The year was 1969. Walking down Park Street in Kolkata, I stopped at my favourite record shop and stared in through the window. The shopkeeper, who knew me well as a college kid with little money but who knew his music, smiled and called me in. He showed me this double album, with the strangest foldout cover art I had ever seen. It was a Miles Davis album – which was good enough for me. And it was called “Bitches Brew”. The cover looked really great, so I bought the album, took it home, played it, and it changed my world of music for ever.
1969 was annus mirabilis for me as far as music went. I heard “Sergeant Pepper’s”, Jimi, “Blonde on Blonde”, and of course “Bitches Brew”; I discovered Grateful Dead, Cream, and Jefferson Airplane: I read about Woodstock. Also, I heard Beethoven and Bach for the first time, and I heard Subbulakshmi perform for the first time. Quite a vintage year!
I had heard Miles’ music before – particularly his first great quintet with John Coltrane. I had heard “Kind of Blue” – but not with the attention that it deserved; later on, I have given it all my attention, at least thrice a year. But, “Bitches Brew” was, and still is amazing. Whereas the earlier Miles albums were linear, with a theme-solo-solo-solo-theme structure, “Bitches Brew” was anything but. Tracks like “Pharoah’s Dance” and others remind me of are a tapestry, in dark colours, with clear lines and patterns woven in gold and silver. The tapestry moves in the breeze, and the patterns change and suddenly, a new line and pattern emerges from the tapestry, something you had not paid attention to before. And the picture is different.
I had never heard anything like this before or since. On listening to Miles over the years, certain signs leading up to “Bitches Brew” were there in two albums prior to “Bitches Brew” – “In a silent way” had some of the same qualities, not as fully developed. Also, “Miles in the Sky” had a few things which got developed more fully in “Bitches Brew”.
Nearly forty years later, “Bitches Brew” still surprises and thrills me. I still marvel at the concept of the album, and how Miles and Teo Macero (the producer) must have spent hours going through miles and miles of tape, and editing them down to the tracks on the album. To me, the tour de force is “Miles runs the voodoo down”, a track he has performed many times in his live shows with the lost third quintet and other bands.
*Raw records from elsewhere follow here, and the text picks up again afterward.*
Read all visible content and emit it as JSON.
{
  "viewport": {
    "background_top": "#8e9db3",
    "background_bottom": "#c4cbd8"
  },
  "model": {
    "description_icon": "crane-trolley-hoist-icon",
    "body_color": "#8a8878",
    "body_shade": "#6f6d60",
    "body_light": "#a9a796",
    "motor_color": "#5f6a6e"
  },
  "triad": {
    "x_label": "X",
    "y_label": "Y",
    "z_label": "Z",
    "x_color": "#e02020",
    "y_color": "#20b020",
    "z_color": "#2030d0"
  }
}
The studio version is seminal – it reminds me of a world champion middleweight boxer, a Marvelous Marvin Hagler, swaggering into the room, reveling in his physical perfection and indeed in his sexuality, and blowing away the competition by just strutting around the room. Miles has rarely sounded so strong and physically irresistible than in his two solos on this track.
If you haven’t heard this album, and you are adventurous in your music, go and buy the 2 cd pack, and also buy the box set called the “Bitches Brew Sessions” – which contains other tracks recorded at that time, but released on other albums, or not released at all.
My love affair with the album continues apace – it’s like Cleopatra: age has not withered nor wisdom staled the infinity variety of the double album I first encountered nearly four decades ago.